Stainless steel castings such as ZG06Cr13Ni4Mo and ZG06Cr16Ni5Mo, etc., have poor casting performance due to their poor fluidity and large body shrinkage as well as linear shrinkage. Additionally, they are prone to cracks due to high thermal stress.
When cracks occur in castings, not only does it require a significant amount of repair work, but it can also result in scrapping, causing substantial economic losses.
The main causes of casting cracks include the casting structure and the casting process, among others.
In order to prevent cracks, the following measures are generally implemented in production:
1. Casting structure
When casting, it is essential to take into consideration various factors that affect the liquid and solid shrinkage of the casting, such as the structure, shape, large size, wall thickness, and transitions.
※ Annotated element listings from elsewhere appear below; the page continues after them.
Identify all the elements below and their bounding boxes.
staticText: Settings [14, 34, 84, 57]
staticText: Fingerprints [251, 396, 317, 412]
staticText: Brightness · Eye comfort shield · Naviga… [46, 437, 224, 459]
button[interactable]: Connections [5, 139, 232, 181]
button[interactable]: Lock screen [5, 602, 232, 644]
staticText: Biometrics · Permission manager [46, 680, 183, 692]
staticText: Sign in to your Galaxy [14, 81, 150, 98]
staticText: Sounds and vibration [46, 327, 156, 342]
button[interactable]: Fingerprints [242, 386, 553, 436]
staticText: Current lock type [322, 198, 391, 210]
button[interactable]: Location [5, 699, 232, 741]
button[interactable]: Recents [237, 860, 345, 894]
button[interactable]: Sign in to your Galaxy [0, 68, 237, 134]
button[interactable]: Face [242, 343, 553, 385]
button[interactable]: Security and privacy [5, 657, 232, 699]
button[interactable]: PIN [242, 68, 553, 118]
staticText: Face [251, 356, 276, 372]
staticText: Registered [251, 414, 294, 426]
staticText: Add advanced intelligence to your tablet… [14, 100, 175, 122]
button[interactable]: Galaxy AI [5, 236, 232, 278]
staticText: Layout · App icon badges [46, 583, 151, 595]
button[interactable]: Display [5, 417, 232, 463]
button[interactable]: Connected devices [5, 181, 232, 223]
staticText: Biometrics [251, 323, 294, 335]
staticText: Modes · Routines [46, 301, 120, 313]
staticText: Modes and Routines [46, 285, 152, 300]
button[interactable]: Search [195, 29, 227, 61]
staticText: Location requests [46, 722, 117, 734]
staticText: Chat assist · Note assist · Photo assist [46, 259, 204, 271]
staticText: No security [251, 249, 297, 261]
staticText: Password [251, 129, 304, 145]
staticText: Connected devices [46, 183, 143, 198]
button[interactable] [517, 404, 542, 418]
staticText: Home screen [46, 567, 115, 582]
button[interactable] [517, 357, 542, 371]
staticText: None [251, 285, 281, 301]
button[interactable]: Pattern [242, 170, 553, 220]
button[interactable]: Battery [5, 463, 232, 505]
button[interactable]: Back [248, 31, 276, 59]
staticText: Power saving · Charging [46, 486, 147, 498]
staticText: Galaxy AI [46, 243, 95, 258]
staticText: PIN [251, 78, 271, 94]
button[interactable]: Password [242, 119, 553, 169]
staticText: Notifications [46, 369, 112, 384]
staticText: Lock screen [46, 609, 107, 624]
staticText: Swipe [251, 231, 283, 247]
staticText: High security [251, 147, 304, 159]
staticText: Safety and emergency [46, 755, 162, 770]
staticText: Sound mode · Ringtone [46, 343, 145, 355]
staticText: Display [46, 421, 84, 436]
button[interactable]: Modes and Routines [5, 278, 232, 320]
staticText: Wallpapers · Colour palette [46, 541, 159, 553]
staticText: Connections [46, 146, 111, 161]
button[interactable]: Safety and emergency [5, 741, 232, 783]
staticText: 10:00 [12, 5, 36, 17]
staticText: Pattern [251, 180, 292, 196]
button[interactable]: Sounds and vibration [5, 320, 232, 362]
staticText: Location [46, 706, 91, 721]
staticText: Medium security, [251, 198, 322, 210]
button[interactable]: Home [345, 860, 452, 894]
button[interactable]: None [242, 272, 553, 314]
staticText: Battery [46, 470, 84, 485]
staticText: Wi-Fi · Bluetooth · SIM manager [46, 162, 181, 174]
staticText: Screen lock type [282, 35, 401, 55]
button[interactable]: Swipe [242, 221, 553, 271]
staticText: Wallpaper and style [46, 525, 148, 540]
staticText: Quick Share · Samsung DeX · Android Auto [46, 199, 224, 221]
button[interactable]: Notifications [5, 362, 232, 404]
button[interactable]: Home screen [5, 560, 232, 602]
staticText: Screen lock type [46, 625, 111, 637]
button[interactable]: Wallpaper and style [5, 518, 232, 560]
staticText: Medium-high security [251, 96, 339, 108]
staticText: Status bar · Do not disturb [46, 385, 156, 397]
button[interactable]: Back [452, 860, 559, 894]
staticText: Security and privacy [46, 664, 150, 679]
To prevent casting defects like shrinkage cavities and porosity, it is important to select appropriate process parameters.
The design of the casting’s pouring and riser system should be well thought out, and if using cold iron or other technological measures, the placement of the parts must be carefully considered to ensure the internal structure of the casting is compact and to avoid stress concentration.
2. Smelting
In the smelting process, it is advisable to reduce the content of harmful elements such as phosphorus (P) and sulfur (S), as well as gases and inclusions like nitrogen (N), hydrogen (H), and oxygen (O).
Using a low-phosphorus steel master alloy can lead to good results.
3. Insulation
By appropriately extending the holding time of the casting in the sand mold, the aim is to control the cooling temperature below 70°C, ensuring that the casting fully undergoes liquid and solid shrinkage in the sand mold. This helps to avoid stress concentration caused by external forces.
4. Shake out
During the casting shake-out and sand cleaning process, it is imperative to avoid watering the sand molds and castings during shake-out. Additionally, strong external force impact methods such as box collision are strictly prohibited to prevent interaction between external force and internal stress of the casting, which could cause cracks.
5. Cutting riser
Based on the casting conditions, it is important to select the appropriate hot cutting and pouring riser process to ensure that the hot cutting start temperature is not below 300℃.
When performing the operation, the gas cutting gun and the oxygen blowing tube should be utilized with vibrational cutting.
It is important to cover the partition with asbestos cloth or to perform timely heat treatment in the furnace for important parts after gas cutting.
For castings such as crowns and axial blades that have complex structures, secondary thermal cutting is used with special measures taken in the process.
6. Preheating
When addressing defects in stainless steel castings, it is crucial to follow the principle of preheating.
During the blowing and welding process, the workpiece must be preheated to a temperature above 108°C before the operation takes place.
In the case of large crack defects, stress relief annealing should be carried out prior to treatment.
7. Increase annealing
For important stainless steel castings, it is necessary to incorporate a final stress relief annealing process and strictly control the holding time and furnace temperature.
The purpose of this process is to reduce new stress concentration generated during production, thoroughly eliminate the internal stress of the casting, and prevent cracks from occurring.